February 3, 2016
Photo Credit: PicJumbo
The “Internet of Things” is a real thing these days, with everything from toothbrushes to refrigerators now connected to wifi networks and spewing forth data to so many locations it’s hard to track. But a few disturbing trends in the IoT world definitely should give us all pause for thought.
First, many of these IoT devices are severely locked down. They can’t be upgraded, updated, or patched easily, and sometimes not at all by the end-user. Granted, end-users are famous for not keeping digital things updated to begin with, but not even having the option is a disturbing turn of events. When devices cannot be updated/reconfigured by the end-user, it both leads to issues during the product’s support lifetime and after as well.
During the active support lifetime of the device, the end user cannot ensure the updates work properly, roll back updates that didn’t work and/or create new issues, and control what information is kept and sent by the device itself. Manufacturers have many reasons for doing this, such as assuring a steady stream of information that they can market to others, for example. None of these reasons should be taken as valid for endangering the security of a home network, however. Malicious code that infects your connected refrigerator and cannot be removed until the manufacturer sends out an update is just not an acceptable situation.
After the lifetime of the product, even more problems arise. Manufacturers abandon products all the time, leaving these products without any updates at all going forward, and just as many people who would like to see if they can break in and wreak havoc. Thankfully many products continue to live on well past that point, taken over by community efforts and open-source projects to extend the lifetime of the codebase well beyond the lifetime of the 1st-party support. Locking down these devices so they can only ever be changed by the 1st-party developers can make continued community support impossible, blocking this ongoing benefit.
Secondly, locking down these devices also means that end-users become unable to see what communication is going on between those devices and the world at large. Data leakage will occur, and not being able to limit the data available to leak is a dangerous thing.

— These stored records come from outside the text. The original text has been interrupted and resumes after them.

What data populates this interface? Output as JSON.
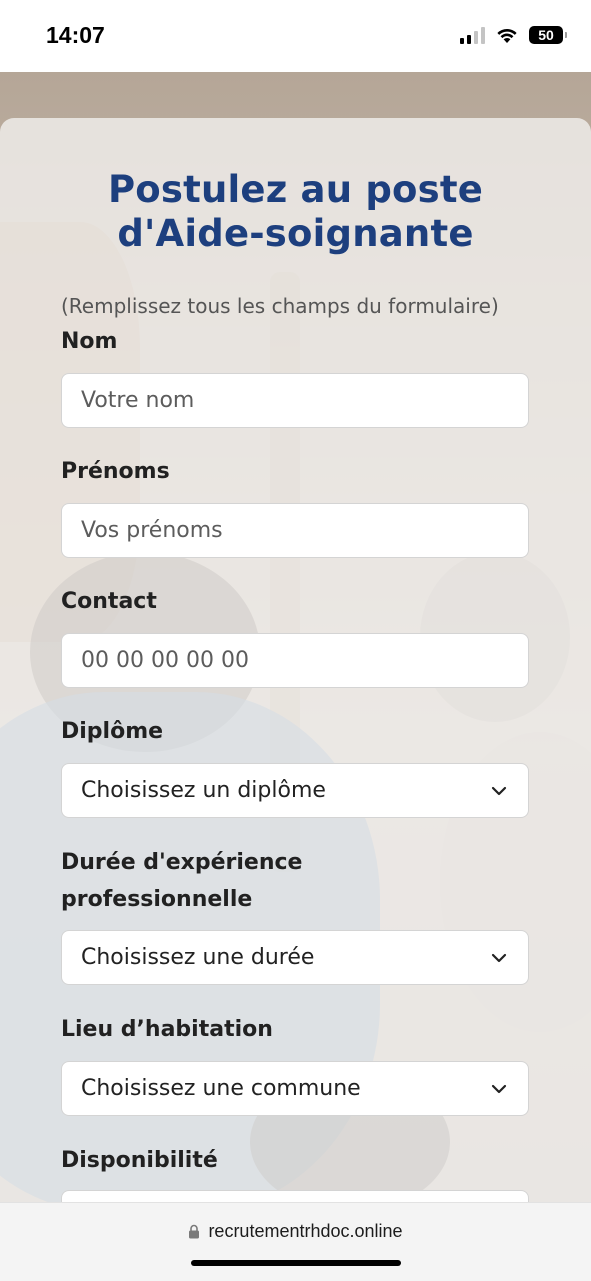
{
  "status_bar": {
    "time": "14:07",
    "battery": "50"
  },
  "form": {
    "title_line1": "Postulez au poste",
    "title_line2": "d'Aide-soignante",
    "instructions": "(Remplissez tous les champs du formulaire)",
    "fields": [
      {
        "label": "Nom",
        "placeholder": "Votre nom"
      },
      {
        "label": "Prénoms",
        "placeholder": "Vos prénoms"
      },
      {
        "label": "Contact",
        "placeholder": "00 00 00 00 00"
      },
      {
        "label": "Diplôme",
        "selected": "Choisissez un diplôme"
      },
      {
        "label_line1": "Durée d'expérience",
        "label_line2": "professionnelle",
        "selected": "Choisissez une durée"
      },
      {
        "label": "Lieu d’habitation",
        "selected": "Choisissez une commune"
      },
      {
        "label": "Disponibilité"
      }
    ]
  },
  "browser": {
    "url": "recrutementrhdoc.online"
  },
  "colors": {
    "title": "#1d3f7e",
    "label": "#212121",
    "field_bg": "#ffffff"
  }
}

I’m not saying that all IoT devices need to be totally open and open-sourced. What I do believe, however, is that the consumer should have the right and the ability to say what will go where, and when it happens. This can be done with end-user accessible settings and controls, with the ability to apply patches and roll them back on demand, and the ability to keep unknown software off of them to begin with. Even Apple, famous for their closed ecosystem, does give users the ability to shut off things they’d prefer not to use. Yes, it will mean changing how we typically interact with these kinds of devices, but making them IoT has already done that; so it won’t exactly be a whole new paradigm. Support vendors who give the end-user enough control to keep themselves safe, and reject vendors that insist on locking out everyone without good reason.
Keep that in mind, when next you consider an internet connected fridge.